Feminisme Pascastrukturalis
   Feminisme pascastrukturalis menyoroti konstruksi sosial gender melalui bahasa dan budaya. Dalam studi kasus ini, feminisme pascastrukturalis dapat membantu memahami bagaimana stereotip gender, norma sosial, dan mitos memengaruhi persepsi terhadap korban pelecehan seksual (Hidayat, 2018). Menyatakan bahwa pelecehan tidak terkait dengan pakaian atau waktu tertentu dapat dilihat sebagai hasil analisis pascastrukturalis, yang menekankan bahwa gender tidak hanya terbentuk oleh struktur sosial tetapi juga oleh representasi linguistik dan budaya.
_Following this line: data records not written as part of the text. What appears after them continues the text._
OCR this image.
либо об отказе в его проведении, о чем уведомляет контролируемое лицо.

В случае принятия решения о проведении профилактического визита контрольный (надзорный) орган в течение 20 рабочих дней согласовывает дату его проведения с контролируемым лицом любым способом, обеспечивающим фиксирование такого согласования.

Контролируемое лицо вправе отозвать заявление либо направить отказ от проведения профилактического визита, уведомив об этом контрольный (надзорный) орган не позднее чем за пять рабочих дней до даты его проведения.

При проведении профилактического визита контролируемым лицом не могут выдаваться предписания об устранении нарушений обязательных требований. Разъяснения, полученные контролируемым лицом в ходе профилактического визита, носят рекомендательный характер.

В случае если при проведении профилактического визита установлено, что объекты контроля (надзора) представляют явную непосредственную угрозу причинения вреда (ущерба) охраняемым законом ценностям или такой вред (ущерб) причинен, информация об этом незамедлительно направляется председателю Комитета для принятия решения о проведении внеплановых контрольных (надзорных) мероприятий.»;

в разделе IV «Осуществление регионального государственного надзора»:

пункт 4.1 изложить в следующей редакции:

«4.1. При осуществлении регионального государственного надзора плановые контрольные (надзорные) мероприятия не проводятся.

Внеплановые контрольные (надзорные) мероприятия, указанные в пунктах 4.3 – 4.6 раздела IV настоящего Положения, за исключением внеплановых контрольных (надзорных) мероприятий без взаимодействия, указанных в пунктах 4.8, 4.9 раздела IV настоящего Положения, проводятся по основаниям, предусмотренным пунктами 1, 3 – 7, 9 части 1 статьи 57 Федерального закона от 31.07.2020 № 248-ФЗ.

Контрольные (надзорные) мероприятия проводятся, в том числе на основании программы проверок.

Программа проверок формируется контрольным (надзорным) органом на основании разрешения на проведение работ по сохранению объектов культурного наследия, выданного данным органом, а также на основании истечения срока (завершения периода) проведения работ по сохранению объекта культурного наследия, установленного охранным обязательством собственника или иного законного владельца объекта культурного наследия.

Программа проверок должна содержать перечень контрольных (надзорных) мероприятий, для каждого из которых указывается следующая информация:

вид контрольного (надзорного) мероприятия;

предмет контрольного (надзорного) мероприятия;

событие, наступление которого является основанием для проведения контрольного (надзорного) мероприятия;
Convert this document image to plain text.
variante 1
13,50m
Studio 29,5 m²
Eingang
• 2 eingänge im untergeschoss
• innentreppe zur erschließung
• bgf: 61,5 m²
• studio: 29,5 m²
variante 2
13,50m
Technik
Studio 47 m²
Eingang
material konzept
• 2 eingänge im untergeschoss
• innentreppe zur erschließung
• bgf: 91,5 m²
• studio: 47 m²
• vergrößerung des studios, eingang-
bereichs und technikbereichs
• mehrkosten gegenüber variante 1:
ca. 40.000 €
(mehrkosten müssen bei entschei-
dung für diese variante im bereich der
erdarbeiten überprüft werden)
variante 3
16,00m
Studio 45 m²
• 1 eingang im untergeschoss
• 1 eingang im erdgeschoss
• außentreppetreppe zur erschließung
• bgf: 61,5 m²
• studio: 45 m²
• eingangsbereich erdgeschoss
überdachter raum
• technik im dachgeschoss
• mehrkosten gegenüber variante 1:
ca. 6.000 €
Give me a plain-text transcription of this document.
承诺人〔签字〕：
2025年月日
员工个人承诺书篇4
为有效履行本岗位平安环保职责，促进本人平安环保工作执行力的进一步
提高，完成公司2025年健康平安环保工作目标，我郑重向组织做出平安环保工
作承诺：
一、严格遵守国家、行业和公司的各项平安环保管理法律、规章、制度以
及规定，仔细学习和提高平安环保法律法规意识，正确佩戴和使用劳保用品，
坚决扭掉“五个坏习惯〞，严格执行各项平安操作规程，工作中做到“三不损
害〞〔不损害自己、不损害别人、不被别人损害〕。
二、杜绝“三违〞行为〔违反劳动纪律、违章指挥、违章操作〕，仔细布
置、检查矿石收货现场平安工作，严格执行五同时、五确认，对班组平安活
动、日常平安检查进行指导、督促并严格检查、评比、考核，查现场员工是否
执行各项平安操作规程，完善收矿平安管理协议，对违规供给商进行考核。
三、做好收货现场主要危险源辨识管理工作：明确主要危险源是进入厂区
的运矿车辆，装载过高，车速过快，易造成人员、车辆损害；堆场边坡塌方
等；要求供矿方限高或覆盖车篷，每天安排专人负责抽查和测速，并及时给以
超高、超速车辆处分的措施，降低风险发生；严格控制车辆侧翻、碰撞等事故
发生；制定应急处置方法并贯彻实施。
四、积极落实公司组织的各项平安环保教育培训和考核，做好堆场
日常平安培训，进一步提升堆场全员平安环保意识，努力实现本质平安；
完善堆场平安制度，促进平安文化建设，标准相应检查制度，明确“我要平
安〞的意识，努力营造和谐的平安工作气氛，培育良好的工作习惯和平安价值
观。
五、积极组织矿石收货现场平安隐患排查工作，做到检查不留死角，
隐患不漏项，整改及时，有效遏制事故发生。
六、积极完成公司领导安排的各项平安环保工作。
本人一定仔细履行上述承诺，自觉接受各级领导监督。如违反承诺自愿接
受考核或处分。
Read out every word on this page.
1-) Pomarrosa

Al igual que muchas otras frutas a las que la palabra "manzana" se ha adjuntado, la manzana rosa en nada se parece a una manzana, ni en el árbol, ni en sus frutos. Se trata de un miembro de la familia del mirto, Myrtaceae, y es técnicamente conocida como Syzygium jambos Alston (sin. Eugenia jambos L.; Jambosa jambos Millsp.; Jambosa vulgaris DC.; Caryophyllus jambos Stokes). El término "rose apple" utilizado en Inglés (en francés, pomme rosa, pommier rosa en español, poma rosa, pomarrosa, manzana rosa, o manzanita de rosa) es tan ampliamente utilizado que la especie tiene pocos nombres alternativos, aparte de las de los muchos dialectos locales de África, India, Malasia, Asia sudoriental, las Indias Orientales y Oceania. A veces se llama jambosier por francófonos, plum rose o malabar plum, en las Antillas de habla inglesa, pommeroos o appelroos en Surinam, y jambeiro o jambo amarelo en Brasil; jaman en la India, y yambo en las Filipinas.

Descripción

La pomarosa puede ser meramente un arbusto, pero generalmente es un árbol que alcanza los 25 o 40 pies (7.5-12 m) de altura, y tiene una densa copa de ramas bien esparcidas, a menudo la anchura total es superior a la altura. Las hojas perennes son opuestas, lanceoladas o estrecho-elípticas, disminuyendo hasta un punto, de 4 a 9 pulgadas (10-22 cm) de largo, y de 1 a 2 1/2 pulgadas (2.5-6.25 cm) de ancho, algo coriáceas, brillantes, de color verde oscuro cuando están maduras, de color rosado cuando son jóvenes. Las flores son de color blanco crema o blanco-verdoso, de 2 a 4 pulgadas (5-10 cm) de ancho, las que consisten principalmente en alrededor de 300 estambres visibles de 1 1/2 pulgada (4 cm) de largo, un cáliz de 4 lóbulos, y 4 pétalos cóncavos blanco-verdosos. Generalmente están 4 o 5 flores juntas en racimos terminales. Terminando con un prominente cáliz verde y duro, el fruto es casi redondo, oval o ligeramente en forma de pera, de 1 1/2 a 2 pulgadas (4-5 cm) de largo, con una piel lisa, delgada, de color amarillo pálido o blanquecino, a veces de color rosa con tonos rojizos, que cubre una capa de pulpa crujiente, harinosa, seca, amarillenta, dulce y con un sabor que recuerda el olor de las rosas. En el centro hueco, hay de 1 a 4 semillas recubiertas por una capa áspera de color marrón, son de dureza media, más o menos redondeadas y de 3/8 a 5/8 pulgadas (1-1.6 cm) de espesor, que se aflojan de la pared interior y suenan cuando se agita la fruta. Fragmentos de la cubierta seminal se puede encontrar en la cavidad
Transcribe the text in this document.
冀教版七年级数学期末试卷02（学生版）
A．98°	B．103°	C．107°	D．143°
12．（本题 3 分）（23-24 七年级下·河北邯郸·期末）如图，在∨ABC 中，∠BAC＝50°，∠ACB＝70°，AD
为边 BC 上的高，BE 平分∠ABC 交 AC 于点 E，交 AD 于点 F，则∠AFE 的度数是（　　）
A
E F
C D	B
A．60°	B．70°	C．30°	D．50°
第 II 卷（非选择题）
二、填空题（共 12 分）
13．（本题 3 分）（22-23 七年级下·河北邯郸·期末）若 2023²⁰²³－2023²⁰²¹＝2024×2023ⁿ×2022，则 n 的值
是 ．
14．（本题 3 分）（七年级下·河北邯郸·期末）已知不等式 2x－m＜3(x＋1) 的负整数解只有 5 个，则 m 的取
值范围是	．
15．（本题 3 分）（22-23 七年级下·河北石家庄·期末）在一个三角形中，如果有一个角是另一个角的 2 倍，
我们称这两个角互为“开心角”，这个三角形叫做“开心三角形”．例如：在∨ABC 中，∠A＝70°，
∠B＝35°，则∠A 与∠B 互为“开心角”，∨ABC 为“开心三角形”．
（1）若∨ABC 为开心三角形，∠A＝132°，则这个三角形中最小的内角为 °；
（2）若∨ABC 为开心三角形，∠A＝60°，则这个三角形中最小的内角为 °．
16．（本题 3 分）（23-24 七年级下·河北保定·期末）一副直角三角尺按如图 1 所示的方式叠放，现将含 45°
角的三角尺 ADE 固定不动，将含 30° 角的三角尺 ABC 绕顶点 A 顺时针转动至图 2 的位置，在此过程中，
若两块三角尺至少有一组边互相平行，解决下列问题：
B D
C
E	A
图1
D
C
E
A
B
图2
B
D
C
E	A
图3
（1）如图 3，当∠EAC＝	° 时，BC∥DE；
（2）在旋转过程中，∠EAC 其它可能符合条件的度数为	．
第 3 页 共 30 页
   Melalui teori feminisme, Indonesia dapat memahami bahwa pelecehan seksual adalah akibat dari ketidaksetaraan gender yang mendasar. Meningkatkan kesadaran akan hak-hak perempuan dan melibatkan masyarakat dalam mengenali dan melawan budaya patriarki menjadi langkah kunci. Teori feminisme, terutama feminisme radikal, mengajarkan bahwa untuk mengatasi pelecehan seksual, perubahan struktural dalam masyarakat perlu dilakukan. Ini mencakup perubahan dalam norma sosial, kebijakan pemerintah, dan penegakan hukum. Pelibatan aktif komunitas pengguna angkutan umum, lembaga pemberdayaan perempuan, LSM, dan penegak hukum adalah kunci dalam pembuatan kebijakan yang efektif. Melibatkan berbagai pihak akan memastikan keberlanjutan dan keberhasilan langkah-langkah pencegahan (Megawangi, 1996).
   Indonesia dapat mengambil pelajaran berharga dari teori feminisme dan studi kasus pelecehan seksual di transportasi umum. Penting untuk menggabungkan pemahaman tentang struktur patriarki, konstruksi sosial gender, dan partisipasi aktif masyarakat dalam upaya pencegahan. Dengan merangkul kesetaraan gender sebagai dasar, Indonesia dapat membangun lingkungan yang lebih aman dan setara bagi semua individu, mengurangi prevalensi pelecehan seksual, dan menciptakan perubahan positif dalam masyarakat.